Die schwarze DameSein erster Auftrag führt den Versicherungsdetektiv Peter Hogart von Wien nach Prag, wo eine Ausstellung anlässlich des 365. Todestages eines Malers in der Prager Nationalgalerie stattfand. Doch bei einem Brand sind dreizehn seiner Ölporträts vernichtet worden. Die Kunstexpertin und Brandsachverständige Alexandra Schelling ist von der Versicherung vor vier Wochen beauftragt worden, den Fall in Prag zu untersuchen. Ihr Gutachten hat ergeben, dass es sich bei den durch den Brand verloren gegangenen Gemälden um Fälschungen gehandelt hat. Doch bevor sie wieder nach Wien zurückkehren kann, ist sie spurlos verschwunden. Der Auftrag für Hogart lautet sie zu finden, wofür er aber nur vier Tage Zeit hat. Dann muss die Versicherung zahlen.
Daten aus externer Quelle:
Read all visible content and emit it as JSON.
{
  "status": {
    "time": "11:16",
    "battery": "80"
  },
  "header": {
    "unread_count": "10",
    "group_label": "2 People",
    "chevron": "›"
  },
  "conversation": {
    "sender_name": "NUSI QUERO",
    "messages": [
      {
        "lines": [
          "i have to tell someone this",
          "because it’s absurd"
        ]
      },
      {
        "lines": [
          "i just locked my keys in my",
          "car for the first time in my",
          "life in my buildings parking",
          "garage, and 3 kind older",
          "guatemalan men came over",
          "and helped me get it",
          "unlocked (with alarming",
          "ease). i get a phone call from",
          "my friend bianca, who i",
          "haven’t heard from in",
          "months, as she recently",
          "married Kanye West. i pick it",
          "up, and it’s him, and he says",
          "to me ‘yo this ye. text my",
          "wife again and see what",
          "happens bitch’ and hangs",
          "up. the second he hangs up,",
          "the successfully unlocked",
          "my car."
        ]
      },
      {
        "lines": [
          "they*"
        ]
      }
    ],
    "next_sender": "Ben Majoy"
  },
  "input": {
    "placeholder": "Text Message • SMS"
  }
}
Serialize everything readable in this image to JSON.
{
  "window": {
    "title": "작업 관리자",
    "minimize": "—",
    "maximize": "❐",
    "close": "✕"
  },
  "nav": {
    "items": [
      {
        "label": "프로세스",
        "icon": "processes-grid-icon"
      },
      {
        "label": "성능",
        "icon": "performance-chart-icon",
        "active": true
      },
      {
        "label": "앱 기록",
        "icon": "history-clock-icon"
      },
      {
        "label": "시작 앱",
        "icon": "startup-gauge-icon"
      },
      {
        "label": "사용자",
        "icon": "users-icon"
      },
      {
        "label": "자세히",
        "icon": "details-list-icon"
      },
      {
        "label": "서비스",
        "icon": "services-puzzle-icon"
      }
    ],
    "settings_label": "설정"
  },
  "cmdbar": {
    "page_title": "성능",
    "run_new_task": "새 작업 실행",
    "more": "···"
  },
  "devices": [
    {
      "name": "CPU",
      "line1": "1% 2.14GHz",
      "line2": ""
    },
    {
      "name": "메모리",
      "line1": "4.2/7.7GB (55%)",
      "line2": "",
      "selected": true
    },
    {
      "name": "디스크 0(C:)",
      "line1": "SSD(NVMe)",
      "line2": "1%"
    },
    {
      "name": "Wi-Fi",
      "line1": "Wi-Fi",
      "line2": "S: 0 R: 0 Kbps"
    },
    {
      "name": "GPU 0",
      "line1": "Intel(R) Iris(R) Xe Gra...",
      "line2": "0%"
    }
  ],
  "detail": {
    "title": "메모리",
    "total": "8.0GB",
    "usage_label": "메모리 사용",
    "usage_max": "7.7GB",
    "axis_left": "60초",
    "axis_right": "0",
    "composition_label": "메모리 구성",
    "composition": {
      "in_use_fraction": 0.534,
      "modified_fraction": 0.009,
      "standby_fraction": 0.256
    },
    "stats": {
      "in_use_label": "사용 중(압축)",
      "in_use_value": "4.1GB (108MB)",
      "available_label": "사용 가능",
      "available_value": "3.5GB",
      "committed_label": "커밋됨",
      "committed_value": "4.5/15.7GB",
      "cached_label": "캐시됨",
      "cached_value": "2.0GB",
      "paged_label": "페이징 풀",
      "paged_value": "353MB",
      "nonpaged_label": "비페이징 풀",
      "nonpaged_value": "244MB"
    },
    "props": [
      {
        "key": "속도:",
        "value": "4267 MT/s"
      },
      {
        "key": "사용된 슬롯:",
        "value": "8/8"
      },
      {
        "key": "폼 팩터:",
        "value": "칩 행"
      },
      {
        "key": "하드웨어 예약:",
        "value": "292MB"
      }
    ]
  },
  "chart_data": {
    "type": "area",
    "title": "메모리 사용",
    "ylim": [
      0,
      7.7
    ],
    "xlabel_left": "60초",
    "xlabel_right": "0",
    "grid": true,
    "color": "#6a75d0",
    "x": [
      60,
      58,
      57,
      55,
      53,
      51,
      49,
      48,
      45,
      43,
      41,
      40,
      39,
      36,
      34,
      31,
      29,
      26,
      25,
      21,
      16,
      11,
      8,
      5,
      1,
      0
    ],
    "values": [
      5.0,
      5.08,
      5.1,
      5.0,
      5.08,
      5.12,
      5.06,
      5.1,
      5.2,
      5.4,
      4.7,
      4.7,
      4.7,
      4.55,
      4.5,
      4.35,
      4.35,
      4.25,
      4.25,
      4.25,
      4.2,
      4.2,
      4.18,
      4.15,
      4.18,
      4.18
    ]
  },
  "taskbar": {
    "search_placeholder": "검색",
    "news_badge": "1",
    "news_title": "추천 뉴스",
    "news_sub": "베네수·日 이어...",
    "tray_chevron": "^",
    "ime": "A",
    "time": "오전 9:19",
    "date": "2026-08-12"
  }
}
Anhand einer von Alexandra Schelling erstellten Liste sucht Hogart die Orte auf, an denen sie Recherchen betrieben hat. Er zeigt überall ihr Bild und lockt mit Schmiergeldern, doch niemand kann sich an sie erinnern. Eine Spur führt den Detektiv zu Vladimir Greco, dem „König von Prag“, der allerdings seine Leibwächter auf ihn hetzt. Trotz ihrer Warnung, sich von Ivona Markovic fernzuhalten, macht er ihre Bekanntschaft und ist erstaunt, dass sie ebenfalls als Detektivin arbeitet.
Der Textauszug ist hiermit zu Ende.